On Wednesday, the Second Chamber of Mexico’s Supreme Court ruled in favor of a mother and her son who uses cannabis to treat spasms associated with West Syndrome, a rare epileptic disease. This decision obligates the Executive branch and the Ministry of Health to enact and implement regulations for the medical use of cannabis within 180 days.
In Mexico, the medical use of cannabis was actually approved through modifications to the country’s General Health Law back in June 2017. However, more than two years later, the country still lacks regulations and, as a result, patients and their family members still lack consistent, cost-effective access to medication.
Following Wednesday’s ruling, Luisa Conesa Labastida, the attorney who represented the family before the Supreme Court, indicated that if the Executive branch fails to comply with the ruling, it will be subject to legal punishment.

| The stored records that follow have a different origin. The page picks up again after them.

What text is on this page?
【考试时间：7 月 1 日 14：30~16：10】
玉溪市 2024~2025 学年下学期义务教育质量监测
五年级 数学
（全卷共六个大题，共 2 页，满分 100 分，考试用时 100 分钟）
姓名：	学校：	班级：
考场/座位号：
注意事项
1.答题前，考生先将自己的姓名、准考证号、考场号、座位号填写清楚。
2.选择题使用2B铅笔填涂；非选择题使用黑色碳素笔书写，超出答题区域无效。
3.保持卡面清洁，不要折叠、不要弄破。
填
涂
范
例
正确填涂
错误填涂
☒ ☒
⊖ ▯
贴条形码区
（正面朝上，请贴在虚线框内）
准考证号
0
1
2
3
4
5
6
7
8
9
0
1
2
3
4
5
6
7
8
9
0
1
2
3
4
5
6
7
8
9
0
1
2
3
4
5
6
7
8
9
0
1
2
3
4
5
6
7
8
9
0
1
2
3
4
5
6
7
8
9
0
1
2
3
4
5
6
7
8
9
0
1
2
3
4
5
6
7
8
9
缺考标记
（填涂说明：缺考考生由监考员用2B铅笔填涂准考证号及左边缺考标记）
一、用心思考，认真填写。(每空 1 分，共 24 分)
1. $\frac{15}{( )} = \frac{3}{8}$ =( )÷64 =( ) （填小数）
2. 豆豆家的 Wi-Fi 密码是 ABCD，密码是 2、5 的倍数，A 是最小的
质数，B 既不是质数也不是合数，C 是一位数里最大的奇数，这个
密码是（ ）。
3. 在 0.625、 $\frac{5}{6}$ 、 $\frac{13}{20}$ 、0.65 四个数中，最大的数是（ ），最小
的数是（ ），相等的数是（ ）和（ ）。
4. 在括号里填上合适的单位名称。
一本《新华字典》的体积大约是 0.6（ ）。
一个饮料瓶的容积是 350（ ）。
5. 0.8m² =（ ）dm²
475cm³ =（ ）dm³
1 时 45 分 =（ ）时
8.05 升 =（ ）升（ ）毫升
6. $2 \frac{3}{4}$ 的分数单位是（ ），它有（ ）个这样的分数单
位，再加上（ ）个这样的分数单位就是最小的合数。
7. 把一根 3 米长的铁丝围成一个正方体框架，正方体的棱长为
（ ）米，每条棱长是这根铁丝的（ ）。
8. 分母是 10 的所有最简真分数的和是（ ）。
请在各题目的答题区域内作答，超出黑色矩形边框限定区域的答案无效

Jorge Javier Romero Vadillo, a researcher at the Metropolitan Autonomous University in Xochimilco, signaled that though the suit was filed on behalf of Margarita Sánchez Garfias, and her son, Carlos, who used to have hundreds of seizures per day at the peak of his illness, the decision extends to the entire populace. The ruling, he noted, also puts more pressure on Mexican lawmakers, who are already at work on policy for medical and adult use.
(The Senate hosted a series of roundtable discussions on the subject of adult use this week, giving citizens an opportunity to weigh in in person. It is also taking feedback through a special portal online. At one of the Monday sessions, Miguel Ángel Mancera, who coordinates senators who are members of the Party of the Democratic Revolution (PRD), confirmed that lawmakers will resume their discussion on cannabis during the next regular session, which starts on September 1.)
On Thursday, the Mexican government issued a statement, indicating that the Ministry of Health and the Federal Commission for the Protection against Sanitary Risks (COFEPRIS) will fully comply with the ruling and has already taken steps to ensure that Carlos, whose mother is currently illegally cultivating two plots of cannabis to supply his medicine, “is provided with the comprehensive medical treatment required,” in “absolute respect for the human right to health.”
On the day of the hearing, the nonprofit Mexico United Against Crime (MUCD) issued a statement, in which its drug policy director, Tania Ramírez, underscores the role of civil society in the process of legalizing cannabis. According to Ramírez, it is “only through the use of judicial channels have we been able to make the damages of the prohibition visible and achieve important advances like the extension of rights.”
MUCD currently heads the #CannabisConPermiso (#CannabisWithPermission) campaign, which seeks to accelerate legislative change to regulate all cannabis use.